Research term found several common genetic variants already identified as playing a role in obesity. But they also found new genetic regions involved in severe obesity and some involved in healthy thinness.

"This research shows for the first time that healthy thin people are generally thin because they have a lower burden of genes that increase a person's chances of being overweight and not because they are morally superior, as some people like to suggest," says research team lead Professor Sadaf Farooqi. "It's easy to rush to judgment and criticize people for their weight, but the science shows that things are far more complex. We have far less control over our weight than we might wish to think."

Is There a 'Fat Gene'?

A gene is the basic physical and functional unit of heredity, or what has been inherited from family. They are made up of DNA, varying in size from a few hundred DNA bases to more than 2 million bases! The Human Genome Project has estimated humans have between 20,000 and 25,000 genes.

Every person has two copies of each gene, one inherited from each parent. Most genes are the same in all people, but a small number of genes (less than 1 percent of the total) are slightly different between people. While these differences might be small, the genetic makeup is responsible for everyone’s unique characteristics.

But there is no single gene responsible for determining body weight. In fact, more than 400 genes have been identified! Most of the evidence lies in genetic mutations tied to the hormones leptin, ghrelin, adiponectin, and neuropeptide Y. These are known to influence appetite control and metabolism.

Some of the most common and newer genes tied to weight and obesity include:

• FTO: The FTO gene was the first of its kind to be associated with obesity. The link between the gene and the risk of being overweight or obese has been confirmed in many populations.

• Iroquois homebox gene 3: Simple known as Irx3, this gene is claimed as the "new leader on obesity genetics." A genetic deficiency in Irx3 expression can lead to 30 percent weight loss, designating the gene as a factor of body mass and composition.

• Ankyrin-B: According to newer research, variants in ankyrin-B could be causing millions of Americans to put on pounds through no fault of their own. This is coined as "fault-free obesity." An animal study shows the gene causes fat cells to suck up glucose faster than normal and double in size. Eliminating or mutating, changing the gene, ankyrin-B allowed glucose to flow into the cells more quickly than usual.

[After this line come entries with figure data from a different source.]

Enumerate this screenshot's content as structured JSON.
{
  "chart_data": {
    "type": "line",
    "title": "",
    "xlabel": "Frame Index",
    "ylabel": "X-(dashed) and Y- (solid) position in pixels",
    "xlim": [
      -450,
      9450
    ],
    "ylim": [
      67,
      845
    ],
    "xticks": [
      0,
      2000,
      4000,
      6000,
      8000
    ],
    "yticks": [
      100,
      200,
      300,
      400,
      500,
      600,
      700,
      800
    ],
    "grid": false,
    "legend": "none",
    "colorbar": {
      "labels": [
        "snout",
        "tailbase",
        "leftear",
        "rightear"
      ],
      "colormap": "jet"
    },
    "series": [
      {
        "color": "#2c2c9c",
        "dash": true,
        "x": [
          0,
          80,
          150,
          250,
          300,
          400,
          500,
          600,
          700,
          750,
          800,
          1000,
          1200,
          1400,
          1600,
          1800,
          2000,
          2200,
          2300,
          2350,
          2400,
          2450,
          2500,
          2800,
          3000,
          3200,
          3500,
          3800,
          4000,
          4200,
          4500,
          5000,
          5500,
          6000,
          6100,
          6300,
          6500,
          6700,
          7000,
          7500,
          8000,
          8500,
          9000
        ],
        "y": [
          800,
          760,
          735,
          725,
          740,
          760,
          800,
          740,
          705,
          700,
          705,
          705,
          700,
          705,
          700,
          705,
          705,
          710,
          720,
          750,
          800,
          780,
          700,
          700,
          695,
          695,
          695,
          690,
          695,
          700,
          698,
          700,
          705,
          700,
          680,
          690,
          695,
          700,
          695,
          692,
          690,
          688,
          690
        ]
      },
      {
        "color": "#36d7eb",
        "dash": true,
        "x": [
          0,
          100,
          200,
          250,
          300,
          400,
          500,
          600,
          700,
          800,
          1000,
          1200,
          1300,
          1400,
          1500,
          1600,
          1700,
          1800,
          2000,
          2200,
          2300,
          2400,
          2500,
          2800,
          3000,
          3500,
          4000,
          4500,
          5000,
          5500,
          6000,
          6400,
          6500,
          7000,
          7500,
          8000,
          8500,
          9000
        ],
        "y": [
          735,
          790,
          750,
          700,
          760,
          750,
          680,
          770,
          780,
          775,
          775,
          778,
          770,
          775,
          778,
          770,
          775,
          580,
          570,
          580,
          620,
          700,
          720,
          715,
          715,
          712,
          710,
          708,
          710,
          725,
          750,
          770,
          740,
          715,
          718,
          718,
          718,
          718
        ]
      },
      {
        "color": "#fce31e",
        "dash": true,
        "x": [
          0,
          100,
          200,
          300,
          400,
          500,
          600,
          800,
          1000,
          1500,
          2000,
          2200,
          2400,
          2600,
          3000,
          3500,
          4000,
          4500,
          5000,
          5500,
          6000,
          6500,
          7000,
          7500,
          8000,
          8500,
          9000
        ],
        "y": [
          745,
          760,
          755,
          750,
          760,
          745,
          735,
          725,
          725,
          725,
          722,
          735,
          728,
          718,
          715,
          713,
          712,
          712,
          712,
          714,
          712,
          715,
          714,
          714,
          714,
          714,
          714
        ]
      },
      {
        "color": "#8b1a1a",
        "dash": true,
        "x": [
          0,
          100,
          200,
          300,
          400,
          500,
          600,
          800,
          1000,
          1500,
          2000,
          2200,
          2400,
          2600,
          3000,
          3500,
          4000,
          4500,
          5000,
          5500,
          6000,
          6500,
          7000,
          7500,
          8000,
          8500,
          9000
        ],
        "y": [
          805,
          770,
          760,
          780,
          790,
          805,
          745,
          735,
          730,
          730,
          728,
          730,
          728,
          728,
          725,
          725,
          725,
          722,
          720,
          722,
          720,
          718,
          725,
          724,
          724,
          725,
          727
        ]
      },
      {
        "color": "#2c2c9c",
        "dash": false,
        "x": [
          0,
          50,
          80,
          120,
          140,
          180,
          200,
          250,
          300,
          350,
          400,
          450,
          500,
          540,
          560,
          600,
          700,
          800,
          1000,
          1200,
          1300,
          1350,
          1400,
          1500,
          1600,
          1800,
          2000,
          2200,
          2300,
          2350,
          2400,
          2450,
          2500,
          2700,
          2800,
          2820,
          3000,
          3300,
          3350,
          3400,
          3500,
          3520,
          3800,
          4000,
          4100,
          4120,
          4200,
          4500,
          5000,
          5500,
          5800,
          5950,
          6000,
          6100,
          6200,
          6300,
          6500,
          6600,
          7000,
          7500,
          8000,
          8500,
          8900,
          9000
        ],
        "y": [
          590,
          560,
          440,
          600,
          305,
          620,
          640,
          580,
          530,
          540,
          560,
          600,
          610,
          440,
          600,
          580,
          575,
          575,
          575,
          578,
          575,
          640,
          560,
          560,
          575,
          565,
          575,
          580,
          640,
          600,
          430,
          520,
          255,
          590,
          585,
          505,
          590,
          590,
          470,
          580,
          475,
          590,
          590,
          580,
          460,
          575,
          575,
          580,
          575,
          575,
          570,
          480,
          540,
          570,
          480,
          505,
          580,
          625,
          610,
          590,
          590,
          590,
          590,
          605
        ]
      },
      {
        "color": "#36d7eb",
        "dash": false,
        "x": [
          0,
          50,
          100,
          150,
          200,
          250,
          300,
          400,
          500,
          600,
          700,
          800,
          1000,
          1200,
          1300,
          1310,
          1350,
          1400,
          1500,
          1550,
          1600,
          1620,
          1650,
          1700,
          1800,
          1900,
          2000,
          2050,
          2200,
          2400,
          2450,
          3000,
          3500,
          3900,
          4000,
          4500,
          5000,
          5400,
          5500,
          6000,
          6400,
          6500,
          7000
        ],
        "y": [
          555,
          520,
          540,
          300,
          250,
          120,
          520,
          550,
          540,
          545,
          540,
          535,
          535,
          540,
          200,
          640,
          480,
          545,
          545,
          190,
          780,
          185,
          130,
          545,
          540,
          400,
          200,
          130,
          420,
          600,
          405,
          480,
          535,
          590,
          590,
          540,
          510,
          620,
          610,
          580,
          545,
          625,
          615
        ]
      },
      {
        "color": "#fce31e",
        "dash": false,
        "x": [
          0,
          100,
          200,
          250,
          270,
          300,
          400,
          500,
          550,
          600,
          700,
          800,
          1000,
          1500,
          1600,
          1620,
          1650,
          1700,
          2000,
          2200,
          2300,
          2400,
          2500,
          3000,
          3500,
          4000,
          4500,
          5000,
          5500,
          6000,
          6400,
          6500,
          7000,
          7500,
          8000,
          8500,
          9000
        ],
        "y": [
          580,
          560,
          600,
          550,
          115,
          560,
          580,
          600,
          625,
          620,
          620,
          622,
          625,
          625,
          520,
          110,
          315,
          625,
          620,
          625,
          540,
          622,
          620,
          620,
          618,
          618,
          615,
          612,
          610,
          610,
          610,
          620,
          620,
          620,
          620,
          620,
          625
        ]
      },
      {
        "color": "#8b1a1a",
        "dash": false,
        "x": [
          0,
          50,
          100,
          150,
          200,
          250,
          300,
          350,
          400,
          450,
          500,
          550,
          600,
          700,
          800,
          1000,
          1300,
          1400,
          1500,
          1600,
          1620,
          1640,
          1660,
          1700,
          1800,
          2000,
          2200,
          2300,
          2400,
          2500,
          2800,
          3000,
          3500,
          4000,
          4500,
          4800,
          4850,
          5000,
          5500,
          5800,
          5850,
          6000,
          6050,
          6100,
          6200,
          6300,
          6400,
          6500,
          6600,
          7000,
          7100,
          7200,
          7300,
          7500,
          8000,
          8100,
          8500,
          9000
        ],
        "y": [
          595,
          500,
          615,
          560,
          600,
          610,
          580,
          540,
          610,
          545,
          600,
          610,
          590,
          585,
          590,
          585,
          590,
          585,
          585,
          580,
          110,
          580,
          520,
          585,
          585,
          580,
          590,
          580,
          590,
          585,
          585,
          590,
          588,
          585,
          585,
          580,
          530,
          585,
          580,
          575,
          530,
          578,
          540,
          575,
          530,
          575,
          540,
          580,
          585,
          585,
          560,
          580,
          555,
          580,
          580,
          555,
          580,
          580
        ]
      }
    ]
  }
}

• Pannexin 1: Or simply Panx1, Pannexin 1 is a gene that regulates fat accumulation and obesity. The gene regulates fat accumulation in life and can lead to a higher risk of obesity later in life.

• CYP17 and CYP19: The expression of CYP19 and CYP17 is associated with leg length, weight, and BMI. More specifically, CYP17 gene expression may influence growth during childhood and adolescence. The CYP19 may be linked to concurrent measures of weight and BMI.

Again, there are hundreds of genes linked to weight. But recognizing these genes allows researchers to consider and develop effective methods to mitigate against additional weight gain. For instance, weight is majorly impacted by the foods we choose to eat.

That being said, health experts encourage to not use genetic cards we were dealt with and family histories as a free pass. Instead, play the game called life with our best hand forward. Because while genetics play a role in weight, overweight or obesity is not a finite destination.

When it comes to developing healthy behaviors, the sooner the better. Whereas families cannot change their genetic predisposition, they can change the family environment. Encouraging healthy eating habits and physical activity in early childhood is an approach to target childhood obesity.

Truly, making healthy lifestyle choices can help trump genetic barriers tied to weight. Healthier habits can also reduce the risks of heart disease, insulin resistance, type 2 diabetes, cancer, and other health conditions.